Dr. Know: Light Rail, Heavy Expenditures

Why does light rail cost so much?

Portland-Milwaukie Light Rail cost $1.5 billion for 7.3 miles, or $205 million per mile. I'm a mass-transit fan, but yikes! I don't see gold leaf on any of the new tracks, so I'm stumped. How on earth does such a project cost so much?

—Alan C.

"Compared to Alan C.'s mom, everything sounds expensive," TriMet responded in a prepared statement. OK, not really—they responded with a bunch of facts and figures and no "your-mom" jokes at all, unless "easement" is an archaic term for "lube."

For starters, you get a bridge with this deal. I don't know if you've priced bridges lately, but I was just looking at one that was gonna run me about $4.2 billion, which makes the $134 million we're blowing on this span seem like an IKEA closeout.

There are also some costs that you probably wouldn't think about. For example, the land that the thing runs through had to be bought from all the people it belonged to ($244 million). The project also had to be planned, designed, engineered, insured and generally lawyered up—all professional services that tend to bill at a high hourly rate. That's another $200 million.

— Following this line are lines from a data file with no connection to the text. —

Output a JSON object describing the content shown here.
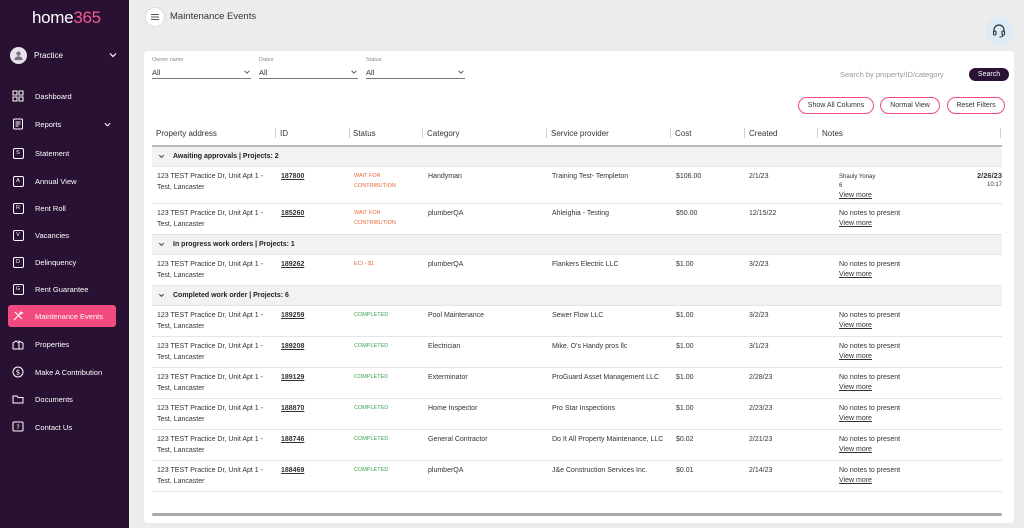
{
  "brand": {
    "logo_part1": "home",
    "logo_part2": "365"
  },
  "account": {
    "name": "Practice"
  },
  "nav": {
    "items": [
      {
        "key": "dashboard",
        "label": "Dashboard",
        "icon": "dashboard-icon"
      },
      {
        "key": "reports",
        "label": "Reports",
        "icon": "reports-icon"
      },
      {
        "key": "statement",
        "label": "Statement",
        "icon": "s-box-icon",
        "letter": "S"
      },
      {
        "key": "annual-view",
        "label": "Annual View",
        "icon": "a-box-icon",
        "letter": "A"
      },
      {
        "key": "rent-roll",
        "label": "Rent Roll",
        "icon": "r-box-icon",
        "letter": "R"
      },
      {
        "key": "vacancies",
        "label": "Vacancies",
        "icon": "v-box-icon",
        "letter": "V"
      },
      {
        "key": "delinquency",
        "label": "Delinquency",
        "icon": "d-box-icon",
        "letter": "D"
      },
      {
        "key": "rent-guarantee",
        "label": "Rent Guarantee",
        "icon": "g-box-icon",
        "letter": "G"
      },
      {
        "key": "maintenance-events",
        "label": "Maintenance Events",
        "icon": "tools-icon",
        "active": true
      },
      {
        "key": "properties",
        "label": "Properties",
        "icon": "properties-icon"
      },
      {
        "key": "make-contribution",
        "label": "Make A Contribution",
        "icon": "dollar-icon"
      },
      {
        "key": "documents",
        "label": "Documents",
        "icon": "folder-icon"
      },
      {
        "key": "contact-us",
        "label": "Contact Us",
        "icon": "help-icon"
      }
    ]
  },
  "header": {
    "title": "Maintenance Events"
  },
  "filters": {
    "owner": {
      "label": "Owner name",
      "value": "All"
    },
    "dates": {
      "label": "Dates",
      "value": "All"
    },
    "status": {
      "label": "Status",
      "value": "All"
    }
  },
  "search": {
    "placeholder": "Search by property/ID/category",
    "button": "Search"
  },
  "actions": {
    "show_all": "Show All Columns",
    "normal_view": "Normal View",
    "reset_filters": "Reset Filters"
  },
  "columns": [
    "Property address",
    "ID",
    "Status",
    "Category",
    "Service provider",
    "Cost",
    "Created",
    "Notes"
  ],
  "groups": [
    {
      "title": "Awaiting approvals  |  Projects: 2",
      "rows": [
        {
          "address": "123 TEST Practice Dr, Unit Apt 1 - Test, Lancaster",
          "id": "187800",
          "status": "WAIT FOR CONTRIBUTION",
          "status_type": "wait",
          "category": "Handyman",
          "provider": "Training Test- Templeton",
          "cost": "$106.00",
          "created": "2/1/23",
          "notes_author": "Shauly Yonay",
          "notes_text": "6",
          "view_more": "View more",
          "note_date": "2/26/23",
          "note_time": "10:17"
        },
        {
          "address": "123 TEST Practice Dr, Unit Apt 1 - Test, Lancaster",
          "id": "185260",
          "status": "WAIT FOR CONTRIBUTION",
          "status_type": "wait",
          "category": "plumberQA",
          "provider": "Ahleighia - Testing",
          "cost": "$50.00",
          "created": "12/15/22",
          "notes_text": "No notes to present",
          "view_more": "View more"
        }
      ]
    },
    {
      "title": "In progress work orders  |  Projects: 1",
      "rows": [
        {
          "address": "123 TEST Practice Dr, Unit Apt 1 - Test, Lancaster",
          "id": "189262",
          "status": "ECI - $1",
          "status_type": "prog",
          "category": "plumberQA",
          "provider": "Flankers Electric LLC",
          "cost": "$1.00",
          "created": "3/2/23",
          "notes_text": "No notes to present",
          "view_more": "View more"
        }
      ]
    },
    {
      "title": "Completed work order  |  Projects: 6",
      "rows": [
        {
          "address": "123 TEST Practice Dr, Unit Apt 1 - Test, Lancaster",
          "id": "189259",
          "status": "COMPLETED",
          "status_type": "done",
          "category": "Pool Maintenance",
          "provider": "Sewer Flow LLC",
          "cost": "$1.00",
          "created": "3/2/23",
          "notes_text": "No notes to present",
          "view_more": "View more"
        },
        {
          "address": "123 TEST Practice Dr, Unit Apt 1 - Test, Lancaster",
          "id": "189208",
          "status": "COMPLETED",
          "status_type": "done",
          "category": "Electrician",
          "provider": "Mike. O's Handy pros llc",
          "cost": "$1.00",
          "created": "3/1/23",
          "notes_text": "No notes to present",
          "view_more": "View more"
        },
        {
          "address": "123 TEST Practice Dr, Unit Apt 1 - Test, Lancaster",
          "id": "189129",
          "status": "COMPLETED",
          "status_type": "done",
          "category": "Exterminator",
          "provider": "ProGuard Asset Management LLC",
          "cost": "$1.00",
          "created": "2/28/23",
          "notes_text": "No notes to present",
          "view_more": "View more"
        },
        {
          "address": "123 TEST Practice Dr, Unit Apt 1 - Test, Lancaster",
          "id": "188870",
          "status": "COMPLETED",
          "status_type": "done",
          "category": "Home Inspector",
          "provider": "Pro Star Inspections",
          "cost": "$1.00",
          "created": "2/23/23",
          "notes_text": "No notes to present",
          "view_more": "View more"
        },
        {
          "address": "123 TEST Practice Dr, Unit Apt 1 - Test, Lancaster",
          "id": "188746",
          "status": "COMPLETED",
          "status_type": "done",
          "category": "General Contractor",
          "provider": "Do It All Property Maintenance, LLC",
          "cost": "$0.02",
          "created": "2/21/23",
          "notes_text": "No notes to present",
          "view_more": "View more"
        },
        {
          "address": "123 TEST Practice Dr, Unit Apt 1 - Test, Lancaster",
          "id": "188469",
          "status": "COMPLETED",
          "status_type": "done",
          "category": "plumberQA",
          "provider": "J&e Construction Services Inc.",
          "cost": "$0.01",
          "created": "2/14/23",
          "notes_text": "No notes to present",
          "view_more": "View more"
        }
      ]
    }
  ]
}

The trains are $90 million, and finance charges will eat up another $229 million. All together, that's close to a billion spent without laying a foot of track.

In truth, only $546 million—about $14,000 a foot—went toward the actual jackhammers, plumber's cracks and interminable traffic disruptions that constitute what you would think of as actually building a light-rail line.

That's still not cheap, but when you consider that construction costs for one urban parking space run about $15,000, it doesn't seem crazily out of line. Plus, the MAX Orange Line throws in 17 transit stations at no additional charge—you can't afford not to buy one!